La historia, en efecto, ofrecía cierto consuelo: la marcha sobre Moscú de Napoleón marcó el comienzo de su fin, y Ringelblum, con razón, creía que Hitler igualmente “cometió un error mortal de enfrentarse al coloso ruso, con sus enormes reservas de mano de obra y material”. Pero cuando el invierno de 1942 no concluyó igual que el invierno de 1812, “con una catastrófica derrota de un tirano”, su conclusión era que la búsqueda de analogías históricas no tenía mucho sentido, “ya que se trataba de dos periodos completamente diferentes, con conceptos completamente diferentes”.
Justo antes del estallido del levantamiento en el gueto (1943), con su familia Ringelblum logró huir al “lado ario” de Varsovia, donde acabaron denunciados, arrestados y asesinados. Pero no sin antes ver cómo los nazis arrasaron con el gueto en una venganza por la audacia de un puñado de combatientes que, antes de la liquidación programada, se les enfrentaron y de los cuales uno de los pocos sobrevivientes fue el famoso –por no decir “mítico”−, último líder del levantamiento, Marek Edelman (1919/1922- 2009). A él, permítanme tomar la postura de un “veterano de la historia”, lo vi un par de veces en un tranvía.

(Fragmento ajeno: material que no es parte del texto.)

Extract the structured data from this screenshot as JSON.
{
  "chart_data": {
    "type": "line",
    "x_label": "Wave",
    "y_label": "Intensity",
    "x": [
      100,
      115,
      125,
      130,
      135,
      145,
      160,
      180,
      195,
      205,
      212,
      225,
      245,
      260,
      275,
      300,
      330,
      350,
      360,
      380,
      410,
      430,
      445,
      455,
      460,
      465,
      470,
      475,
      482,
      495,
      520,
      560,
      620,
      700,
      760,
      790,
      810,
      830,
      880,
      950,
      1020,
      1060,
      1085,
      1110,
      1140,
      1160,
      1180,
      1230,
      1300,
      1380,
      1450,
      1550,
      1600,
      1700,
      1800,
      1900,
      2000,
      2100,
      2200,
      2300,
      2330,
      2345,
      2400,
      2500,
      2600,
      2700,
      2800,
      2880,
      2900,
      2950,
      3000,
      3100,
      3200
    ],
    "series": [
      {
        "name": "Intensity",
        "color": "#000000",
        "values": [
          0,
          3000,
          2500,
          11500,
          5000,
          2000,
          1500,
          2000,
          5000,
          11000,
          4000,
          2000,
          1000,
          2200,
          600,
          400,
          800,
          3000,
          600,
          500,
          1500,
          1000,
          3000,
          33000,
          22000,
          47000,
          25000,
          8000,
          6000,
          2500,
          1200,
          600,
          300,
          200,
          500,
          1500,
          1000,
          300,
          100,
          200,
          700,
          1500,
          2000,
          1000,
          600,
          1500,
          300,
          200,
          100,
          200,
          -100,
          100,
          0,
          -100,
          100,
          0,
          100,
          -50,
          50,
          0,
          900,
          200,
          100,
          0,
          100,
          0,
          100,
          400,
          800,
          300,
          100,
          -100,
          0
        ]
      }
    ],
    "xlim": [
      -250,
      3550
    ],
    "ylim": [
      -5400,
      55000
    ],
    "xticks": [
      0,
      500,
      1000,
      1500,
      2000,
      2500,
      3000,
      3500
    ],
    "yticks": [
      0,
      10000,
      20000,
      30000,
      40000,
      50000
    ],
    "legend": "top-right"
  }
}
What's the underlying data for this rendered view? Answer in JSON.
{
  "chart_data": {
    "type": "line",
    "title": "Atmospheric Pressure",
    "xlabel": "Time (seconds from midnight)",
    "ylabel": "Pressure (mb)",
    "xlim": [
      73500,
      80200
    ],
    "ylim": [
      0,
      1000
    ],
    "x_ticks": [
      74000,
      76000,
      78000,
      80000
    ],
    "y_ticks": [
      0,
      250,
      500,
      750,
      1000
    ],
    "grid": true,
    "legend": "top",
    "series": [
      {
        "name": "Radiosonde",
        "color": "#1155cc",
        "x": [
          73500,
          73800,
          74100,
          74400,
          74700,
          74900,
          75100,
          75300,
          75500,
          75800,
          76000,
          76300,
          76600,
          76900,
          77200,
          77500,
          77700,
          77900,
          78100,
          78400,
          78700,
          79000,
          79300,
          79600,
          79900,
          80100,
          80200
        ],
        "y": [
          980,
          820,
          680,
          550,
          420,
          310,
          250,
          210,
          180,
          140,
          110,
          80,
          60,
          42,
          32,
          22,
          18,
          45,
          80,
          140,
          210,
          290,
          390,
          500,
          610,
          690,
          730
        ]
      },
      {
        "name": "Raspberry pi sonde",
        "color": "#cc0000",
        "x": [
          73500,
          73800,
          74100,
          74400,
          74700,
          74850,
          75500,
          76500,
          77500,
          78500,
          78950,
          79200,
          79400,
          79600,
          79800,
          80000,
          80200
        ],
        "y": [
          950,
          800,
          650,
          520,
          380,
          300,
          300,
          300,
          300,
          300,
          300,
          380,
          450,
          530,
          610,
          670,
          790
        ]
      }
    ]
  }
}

Edelman, miembro del Bund −el partido socialista judío-polaco− fue uno de los cofundadores de la Organización de Combate Judía (ŻOB) y último en permanecer en el país, a pesar del acoso de autoridades comunistas. Después de la guerra estudió medicina en Łódź, mi ciudad natal, y se convirtió en un destacado cardiólogo. Cuando lo vi –todos sabíamos quién era Edelman–, por allí a finales de los años 90, ya se había jubilado. Y verlo así, en una situación cotidiana, no en un acto oficial o una presentación, siempre me parecía mucho más memorable.
Toda su vida ha sido antisionista. El sionismo era para él “una causa nacionalista perdida” e Israel, donde sigue siendo una figura odiada, un Estado con “dudosa viabilidad”. Igual que otros bundistas, rechazaba la religión y migrar a Palestina creyendo que su patria era Polonia y su misión luchar por un país socialista donde cada nacionalidad tuviera sus derechos y autonomía (objetivo, por cierto, fallido). En sus últimos años, habló en defensa del pueblo palestino, ya que la opresión y la ocupación israelí, ante sus ojos, ya no tenían nada que ver con la autodefensa judía que él representaba. En 2002 escribió la famosa carta a los líderes de la resistencia palestina “en el espíritu de solidaridad de un compañero luchador, como ex líder de un levantamiento judío no muy diferente en desesperación al levantamiento palestino en los territorios ocupados”.
En el espíritu didáctico de Davis, quisiera que contar haber visto a Edelman −observando hoy la sangrienta e imparable liquidación del gueto de Gaza− sirviera para hacernos pensar a todos más allá de los medios mainstream que silencian y deshumanizan a los palestinos y los conceptos convencionales de la política e historia. Los impulsos del etnonacionalismo y la colonización en medio de la guerra que desembocaron en el judeocidio del que escribía Mayer son los mismos que están siendo reproducidos hoy por la nación de víctimas igual en medio de una guerra y un genocidio, todo en nombre de la supuesta “autodefensa”. Ya no está Marek Edelman para decirlo, pero sí algunos que lo hemos visto.